IBM Aims to Put Supercomputer Power on Chips
Cox News Service
Friday, December 07, 2007
NEW YORK — IBM Corp. researchers said Thursday that they have taken a significant step toward putting the power of a massive supercomputer with thousands of processors on a single microchip by using pulses of light instead of copper wires.
Big Blue said it had achieved a "breakthrough" by creating a device for converting electrical signals into light pulses that is 200 micrometers across, about twice the width of a human hair. That is about 1,000 times smaller than any previously demonstrated example of the technology, IBM said.
While commercial applications are likely more than a decade away, researchers said they envision chips with hundreds or thousands of brains or "cores" connected by light.
In comparison, IBM's powerful Austin-designed Cell chip in the Sony PlayStation 3 has nine cores.
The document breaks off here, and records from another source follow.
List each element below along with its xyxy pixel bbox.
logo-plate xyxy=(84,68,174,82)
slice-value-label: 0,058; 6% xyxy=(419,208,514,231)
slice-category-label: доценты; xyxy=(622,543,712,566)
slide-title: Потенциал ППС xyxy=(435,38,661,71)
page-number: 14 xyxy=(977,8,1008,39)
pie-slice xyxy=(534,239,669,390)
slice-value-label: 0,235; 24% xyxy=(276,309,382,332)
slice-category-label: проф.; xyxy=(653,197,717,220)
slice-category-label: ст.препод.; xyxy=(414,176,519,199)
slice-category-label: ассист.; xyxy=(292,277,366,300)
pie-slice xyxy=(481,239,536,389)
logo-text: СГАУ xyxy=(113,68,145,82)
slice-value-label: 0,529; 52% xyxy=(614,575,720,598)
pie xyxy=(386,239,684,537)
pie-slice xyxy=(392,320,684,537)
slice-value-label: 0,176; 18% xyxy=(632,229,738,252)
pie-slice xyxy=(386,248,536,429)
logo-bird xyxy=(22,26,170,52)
The optical technology could mean more efficient supercomputers, complex applications such as climate or protein modeling on a laptop and game machines that create lifelike virtual worlds, said Will Green, the project's lead scientist.
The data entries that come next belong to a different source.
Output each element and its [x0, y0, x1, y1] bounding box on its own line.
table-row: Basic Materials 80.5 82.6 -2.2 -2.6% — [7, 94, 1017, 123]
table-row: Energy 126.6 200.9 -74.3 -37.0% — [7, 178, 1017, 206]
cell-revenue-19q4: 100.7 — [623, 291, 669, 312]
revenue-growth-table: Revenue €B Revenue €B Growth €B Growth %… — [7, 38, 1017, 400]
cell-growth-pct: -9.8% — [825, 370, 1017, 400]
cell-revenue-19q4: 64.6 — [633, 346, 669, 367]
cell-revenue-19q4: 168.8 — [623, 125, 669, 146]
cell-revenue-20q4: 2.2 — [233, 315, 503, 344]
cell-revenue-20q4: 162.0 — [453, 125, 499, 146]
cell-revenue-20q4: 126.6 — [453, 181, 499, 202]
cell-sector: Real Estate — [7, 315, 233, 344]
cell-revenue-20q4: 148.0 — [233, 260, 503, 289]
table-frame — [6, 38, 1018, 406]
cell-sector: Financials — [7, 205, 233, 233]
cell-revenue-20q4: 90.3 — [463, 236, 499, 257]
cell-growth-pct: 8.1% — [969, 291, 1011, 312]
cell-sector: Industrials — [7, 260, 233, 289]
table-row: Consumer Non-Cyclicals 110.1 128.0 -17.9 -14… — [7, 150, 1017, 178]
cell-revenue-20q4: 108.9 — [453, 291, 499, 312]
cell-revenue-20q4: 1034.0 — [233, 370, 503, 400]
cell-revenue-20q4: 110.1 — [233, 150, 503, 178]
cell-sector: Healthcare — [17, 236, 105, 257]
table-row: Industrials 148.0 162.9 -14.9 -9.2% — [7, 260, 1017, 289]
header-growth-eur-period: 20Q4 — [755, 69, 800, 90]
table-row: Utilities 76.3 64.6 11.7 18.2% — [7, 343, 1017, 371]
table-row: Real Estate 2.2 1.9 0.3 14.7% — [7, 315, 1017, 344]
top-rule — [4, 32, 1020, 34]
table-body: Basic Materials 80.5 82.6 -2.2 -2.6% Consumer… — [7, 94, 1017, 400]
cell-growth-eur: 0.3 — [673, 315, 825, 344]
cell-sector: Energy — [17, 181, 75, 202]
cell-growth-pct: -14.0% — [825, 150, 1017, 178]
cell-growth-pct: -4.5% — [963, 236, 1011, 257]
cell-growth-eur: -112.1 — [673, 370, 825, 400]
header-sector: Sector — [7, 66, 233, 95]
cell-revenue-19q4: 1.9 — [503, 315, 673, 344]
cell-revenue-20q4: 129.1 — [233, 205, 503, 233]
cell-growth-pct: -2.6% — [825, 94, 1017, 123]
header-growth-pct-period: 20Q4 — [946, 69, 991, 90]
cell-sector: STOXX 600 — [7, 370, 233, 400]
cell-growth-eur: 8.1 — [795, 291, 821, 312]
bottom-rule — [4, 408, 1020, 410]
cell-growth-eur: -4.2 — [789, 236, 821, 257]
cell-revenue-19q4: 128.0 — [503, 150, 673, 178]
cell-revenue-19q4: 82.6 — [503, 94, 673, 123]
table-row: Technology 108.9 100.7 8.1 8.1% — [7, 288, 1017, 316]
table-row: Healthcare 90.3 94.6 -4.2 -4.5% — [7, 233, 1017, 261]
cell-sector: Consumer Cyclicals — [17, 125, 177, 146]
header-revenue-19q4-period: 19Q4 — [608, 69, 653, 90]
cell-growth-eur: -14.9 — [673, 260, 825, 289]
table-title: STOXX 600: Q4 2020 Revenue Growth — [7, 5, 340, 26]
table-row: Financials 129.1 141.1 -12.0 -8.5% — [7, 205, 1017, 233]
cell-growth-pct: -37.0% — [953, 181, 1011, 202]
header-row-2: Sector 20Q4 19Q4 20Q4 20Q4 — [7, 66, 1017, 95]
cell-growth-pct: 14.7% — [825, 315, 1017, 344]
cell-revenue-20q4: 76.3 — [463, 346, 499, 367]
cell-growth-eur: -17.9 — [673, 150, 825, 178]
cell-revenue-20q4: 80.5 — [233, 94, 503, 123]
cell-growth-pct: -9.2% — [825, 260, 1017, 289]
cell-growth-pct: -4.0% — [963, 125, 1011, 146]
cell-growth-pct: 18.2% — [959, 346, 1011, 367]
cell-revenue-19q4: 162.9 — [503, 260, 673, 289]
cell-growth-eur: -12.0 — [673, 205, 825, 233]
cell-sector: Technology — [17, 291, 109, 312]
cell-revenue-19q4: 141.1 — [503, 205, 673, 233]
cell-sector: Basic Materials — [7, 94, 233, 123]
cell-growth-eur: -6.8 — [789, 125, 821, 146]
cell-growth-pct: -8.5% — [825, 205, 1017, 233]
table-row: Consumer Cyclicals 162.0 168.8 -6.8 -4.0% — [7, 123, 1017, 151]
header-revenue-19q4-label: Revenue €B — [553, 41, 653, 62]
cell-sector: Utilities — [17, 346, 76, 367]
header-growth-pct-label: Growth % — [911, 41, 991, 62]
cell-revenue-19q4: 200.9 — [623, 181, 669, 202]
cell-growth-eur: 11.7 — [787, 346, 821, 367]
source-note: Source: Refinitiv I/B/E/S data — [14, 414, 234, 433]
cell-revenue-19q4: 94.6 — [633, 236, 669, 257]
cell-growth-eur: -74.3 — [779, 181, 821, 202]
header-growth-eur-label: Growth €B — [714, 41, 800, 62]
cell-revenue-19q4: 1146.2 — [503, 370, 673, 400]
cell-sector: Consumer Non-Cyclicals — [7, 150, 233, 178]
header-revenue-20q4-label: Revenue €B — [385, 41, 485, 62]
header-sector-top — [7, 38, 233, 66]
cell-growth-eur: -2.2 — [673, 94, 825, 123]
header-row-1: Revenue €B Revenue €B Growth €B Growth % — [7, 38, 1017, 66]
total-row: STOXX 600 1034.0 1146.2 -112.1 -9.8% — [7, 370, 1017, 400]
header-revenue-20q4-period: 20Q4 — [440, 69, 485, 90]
"We're talking about taking the kinds of capabilities that make the Internet possible through fiber-optic communication, but shrinking it down where the distances of transmission are just a few millimeters or centimeters," he said.
Green, who works at an IBM research facility in Yorktown Heights, N.Y., said the technology could appear in commercial products, such as mobile devices with the computing power of present-day supercomputers, in 10 to 15 years.
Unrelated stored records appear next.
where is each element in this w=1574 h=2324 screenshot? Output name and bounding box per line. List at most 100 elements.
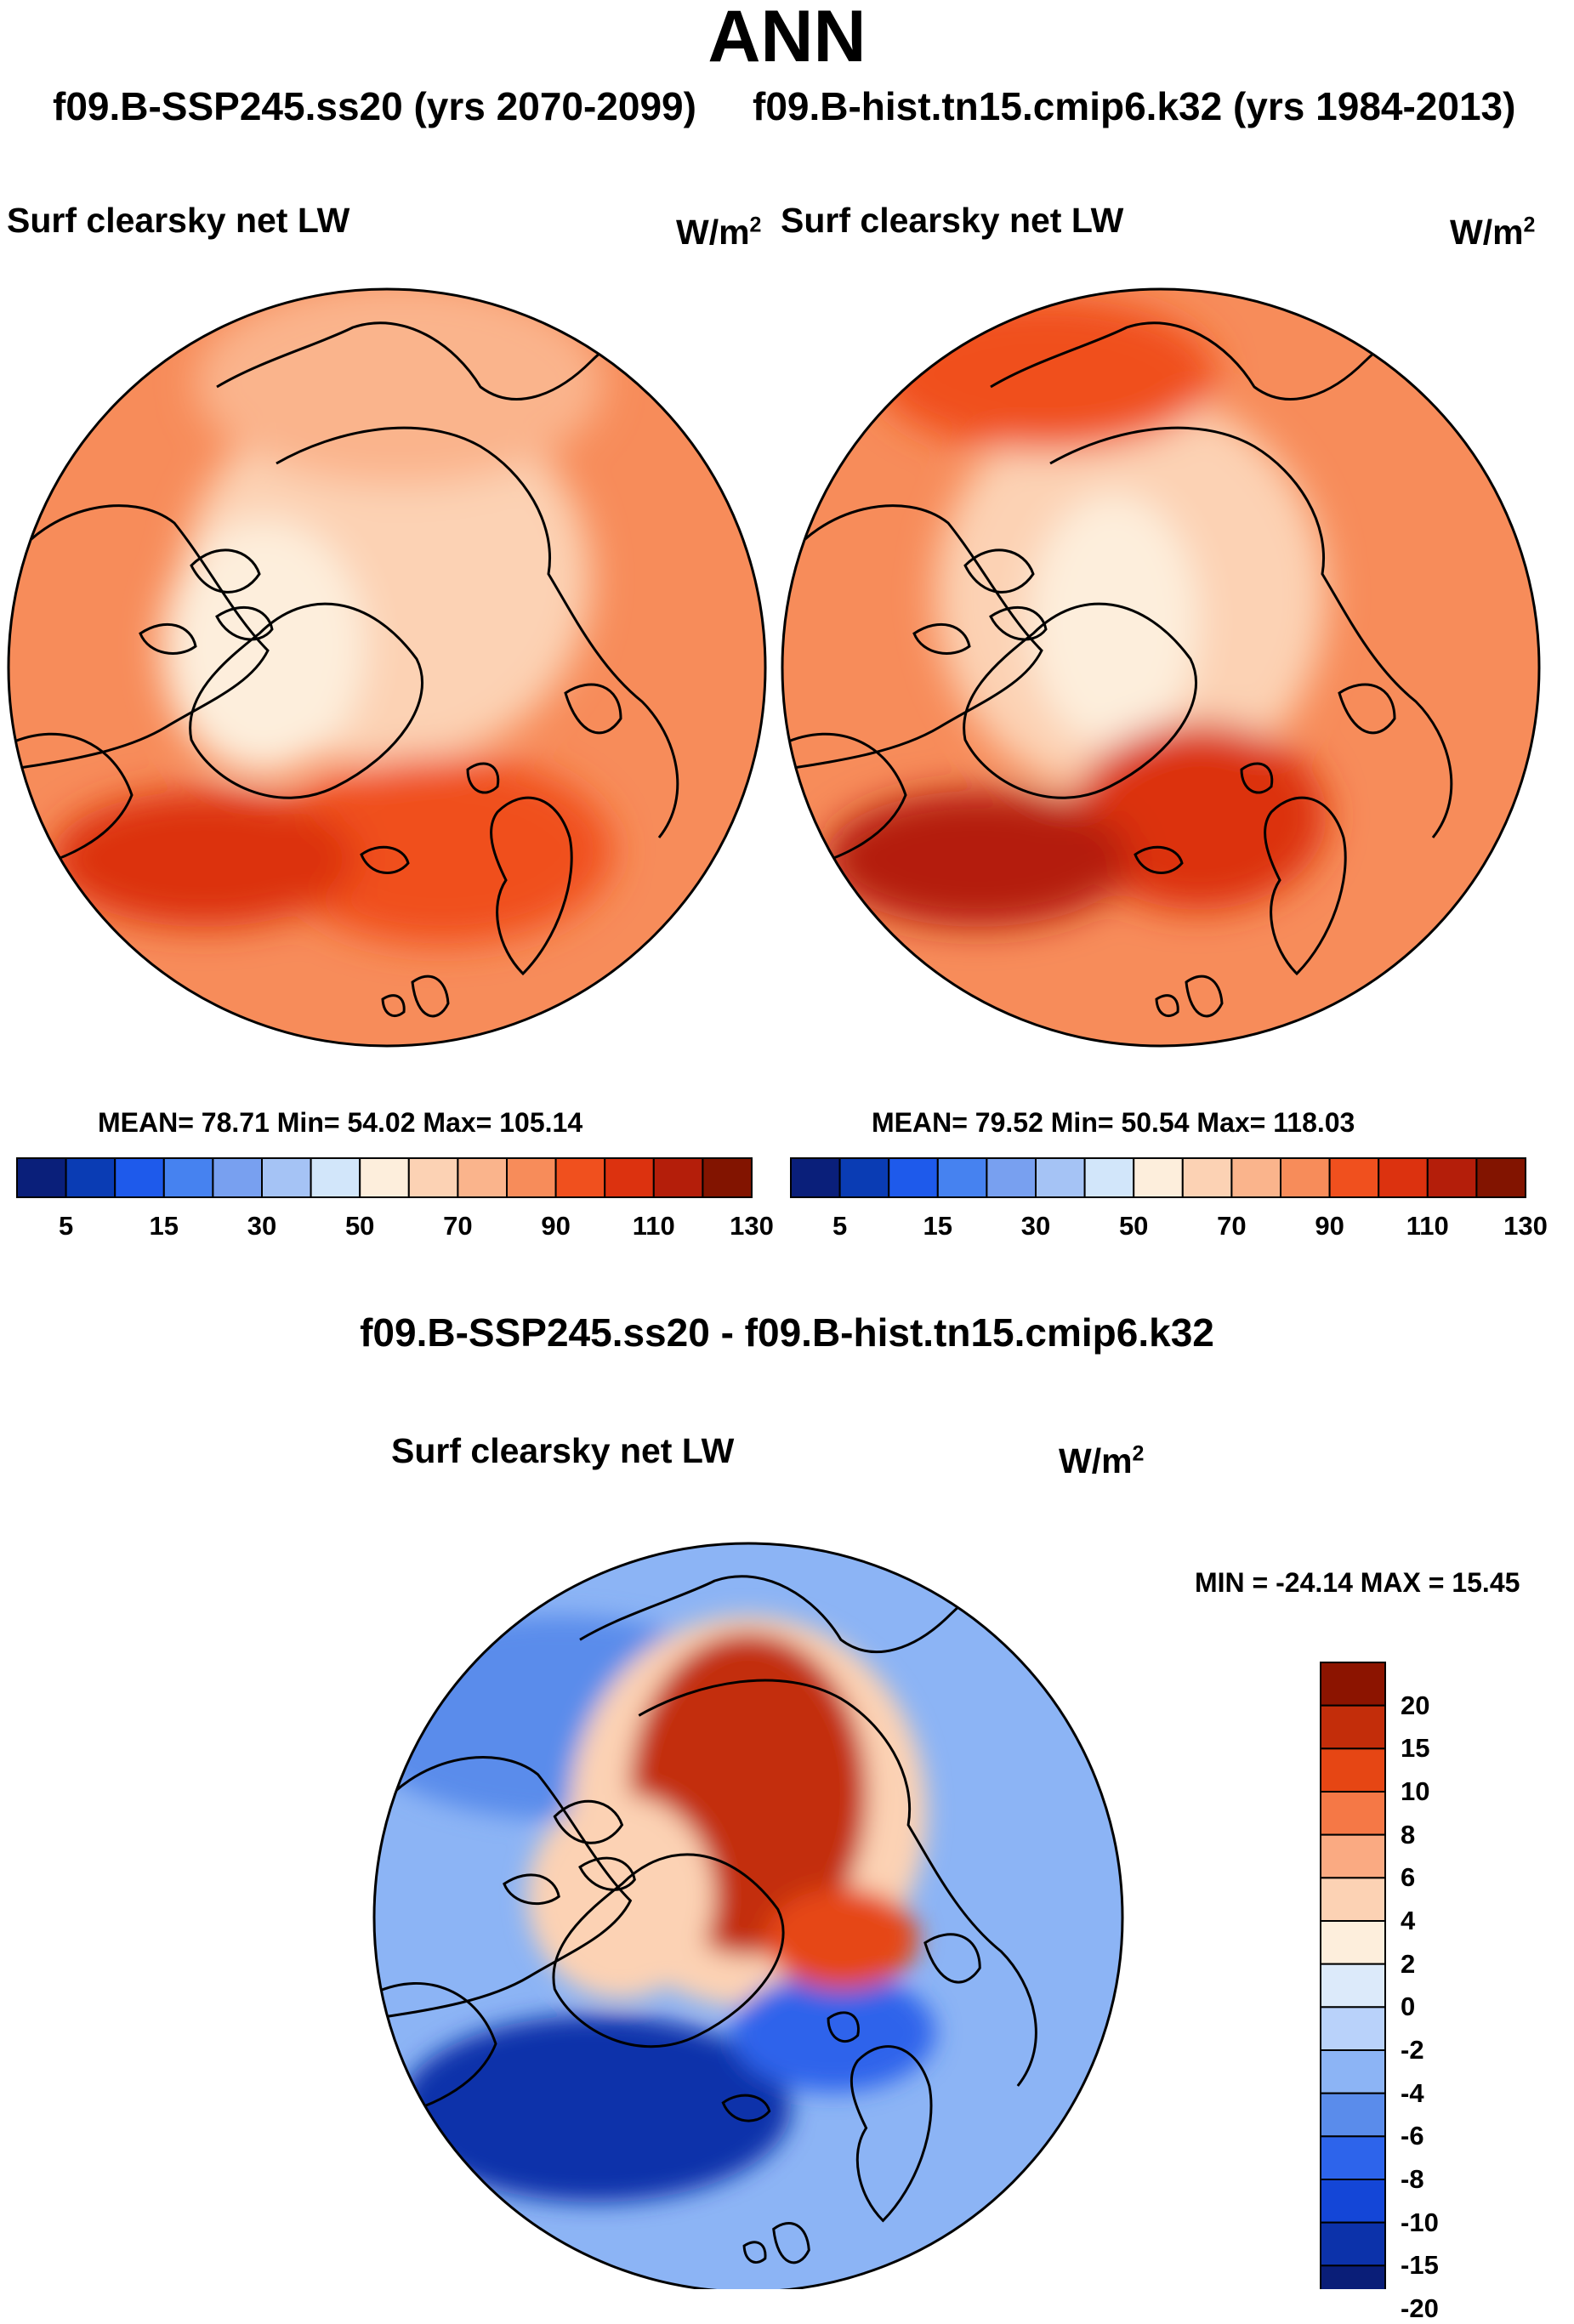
left-panel-units: W/m2 bbox=[676, 213, 762, 252]
colorbar-tick-label: 70 bbox=[1217, 1211, 1247, 1241]
colorbar-tick-label: -15 bbox=[1401, 2250, 1439, 2281]
left-region-labrador-sea bbox=[51, 791, 357, 927]
diff-panel-label: Surf clearsky net LW bbox=[391, 1431, 735, 1470]
colorbar-swatch bbox=[652, 1157, 704, 1198]
colorbar-tick-label: 15 bbox=[149, 1211, 179, 1241]
colorbar-tick-label: 30 bbox=[1020, 1211, 1051, 1241]
colorbar-swatch bbox=[1320, 2221, 1386, 2267]
colorbar-swatch bbox=[1320, 1704, 1386, 1750]
run-right-label: f09.B-hist.tn15.cmip6.k32 (yrs 1984-2013… bbox=[753, 84, 1516, 128]
colorbar-swatch bbox=[1320, 1963, 1386, 2009]
colorbar-swatch bbox=[1320, 2264, 1386, 2289]
colorbar-swatch bbox=[1320, 2135, 1386, 2180]
colorbar-tick-label: -2 bbox=[1401, 2035, 1424, 2065]
colorbar-tick-label: 8 bbox=[1401, 1819, 1416, 1850]
colorbar-tick-label: 90 bbox=[1315, 1211, 1344, 1241]
colorbar-swatch bbox=[1320, 2006, 1386, 2051]
colorbar-tick-label: 0 bbox=[1401, 1992, 1416, 2022]
colorbar-swatch bbox=[1035, 1157, 1086, 1198]
colorbar-swatch bbox=[986, 1157, 1037, 1198]
colorbar-swatch bbox=[65, 1157, 116, 1198]
colorbar-swatch bbox=[359, 1157, 410, 1198]
diff-region-barents bbox=[765, 1888, 918, 1990]
left-panel-label: Surf clearsky net LW bbox=[7, 201, 350, 240]
diff-title: f09.B-SSP245.ss20 - f09.B-hist.tn15.cmip… bbox=[360, 1310, 1214, 1355]
colorbar-swatch bbox=[1475, 1157, 1527, 1198]
colorbar-tick-label: 90 bbox=[541, 1211, 571, 1241]
colorbar-tick-label: 70 bbox=[443, 1211, 473, 1241]
right-map-border bbox=[781, 287, 1541, 1048]
right-region-labrador-sea bbox=[825, 791, 1131, 927]
diff-colorbar bbox=[1320, 1662, 1386, 2289]
colorbar-tick-label: 130 bbox=[1503, 1211, 1548, 1241]
colorbar-swatch bbox=[1320, 1833, 1386, 1879]
left-region-siberia bbox=[196, 289, 604, 485]
diff-panel-stats: MIN = -24.14 MAX = 15.45 bbox=[1195, 1567, 1520, 1598]
colorbar-swatch bbox=[604, 1157, 655, 1198]
colorbar-swatch bbox=[1426, 1157, 1478, 1198]
colorbar-swatch bbox=[1280, 1157, 1331, 1198]
left-map-border bbox=[7, 287, 767, 1048]
left-colorbar bbox=[16, 1157, 753, 1198]
colorbar-swatch bbox=[310, 1157, 361, 1198]
colorbar-swatch bbox=[790, 1157, 841, 1198]
right-region-pole bbox=[1029, 493, 1199, 748]
diff-region-archipelago bbox=[527, 1794, 714, 1998]
colorbar-tick-label: 50 bbox=[1118, 1211, 1149, 1241]
colorbar-tick-label: 4 bbox=[1401, 1906, 1416, 1935]
diff-region-nordic-seas bbox=[731, 1973, 935, 2092]
colorbar-swatch bbox=[888, 1157, 939, 1198]
colorbar-swatch bbox=[936, 1157, 988, 1198]
colorbar-tick-label: -4 bbox=[1401, 2077, 1424, 2108]
colorbar-tick-label: 20 bbox=[1401, 1690, 1430, 1720]
colorbar-tick-label: -6 bbox=[1401, 2121, 1424, 2151]
colorbar-swatch bbox=[1320, 2049, 1386, 2094]
colorbar-swatch bbox=[1320, 1877, 1386, 1922]
colorbar-tick-label: 5 bbox=[832, 1211, 848, 1241]
colorbar-swatch bbox=[702, 1157, 753, 1198]
colorbar-swatch bbox=[114, 1157, 165, 1198]
right-colorbar bbox=[790, 1157, 1527, 1198]
diff-region-labrador-sea bbox=[400, 2015, 791, 2202]
right-panel-label: Surf clearsky net LW bbox=[781, 201, 1124, 240]
colorbar-tick-label: 130 bbox=[730, 1211, 774, 1241]
colorbar-swatch bbox=[1320, 2092, 1386, 2138]
colorbar-tick-label: -8 bbox=[1401, 2164, 1424, 2194]
colorbar-swatch bbox=[1320, 1747, 1386, 1793]
colorbar-tick-label: 110 bbox=[1406, 1211, 1449, 1241]
main-title: ANN bbox=[707, 0, 867, 77]
colorbar-tick-label: 6 bbox=[1401, 1862, 1416, 1893]
colorbar-swatch bbox=[1083, 1157, 1135, 1198]
colorbar-swatch bbox=[212, 1157, 263, 1198]
left-region-nordic-seas bbox=[272, 757, 612, 944]
colorbar-tick-label: 5 bbox=[58, 1211, 74, 1241]
colorbar-swatch bbox=[1181, 1157, 1233, 1198]
colorbar-swatch bbox=[1320, 1791, 1386, 1836]
diff-map-border bbox=[372, 1542, 1124, 2289]
colorbar-tick-label: 110 bbox=[632, 1211, 675, 1241]
left-panel-stats: MEAN= 78.71 Min= 54.02 Max= 105.14 bbox=[98, 1107, 583, 1138]
colorbar-swatch bbox=[407, 1157, 459, 1198]
colorbar-swatch bbox=[1230, 1157, 1282, 1198]
colorbar-swatch bbox=[1320, 1662, 1386, 1707]
colorbar-swatch bbox=[1328, 1157, 1380, 1198]
colorbar-tick-label: 50 bbox=[344, 1211, 375, 1241]
right-map bbox=[782, 289, 1539, 1046]
right-panel-stats: MEAN= 79.52 Min= 50.54 Max= 118.03 bbox=[872, 1107, 1355, 1138]
colorbar-swatch bbox=[457, 1157, 509, 1198]
colorbar-swatch bbox=[838, 1157, 890, 1198]
colorbar-swatch bbox=[162, 1157, 214, 1198]
diff-map bbox=[374, 1543, 1122, 2289]
colorbar-tick-label: -20 bbox=[1401, 2293, 1439, 2323]
right-region-nordic-seas bbox=[1071, 723, 1327, 910]
colorbar-tick-label: 15 bbox=[923, 1211, 953, 1241]
colorbar-swatch bbox=[1378, 1157, 1429, 1198]
colorbar-tick-label: 2 bbox=[1401, 1948, 1416, 1979]
diff-panel-units: W/m2 bbox=[1059, 1441, 1145, 1480]
colorbar-swatch bbox=[1133, 1157, 1184, 1198]
right-panel-units: W/m2 bbox=[1450, 213, 1536, 252]
left-map bbox=[9, 289, 765, 1046]
colorbar-swatch bbox=[16, 1157, 67, 1198]
colorbar-tick-label: 15 bbox=[1401, 1733, 1430, 1764]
The optical approach addresses traditional limitations with increasing the number of cores on a chip. Sending information with the new technology is 100 times faster than using wires and uses 10 times less power, IBM said.
IBM published its research Thursday in the journal Optics Express.
The IBM device, called an optical modulator, converts digital information in the form of electric signals on a wire into light pulses. Each time an electrical pulse arrives, the modulator opens, acting like a very fast shutter that allows a laser beam to pass through.
"This is still pretty research-lab stuff," said Roger Kay, president of the Endpoint Technologies Associates research firm. "But of course it opens up the great possibility of faster data rates, cooler execution."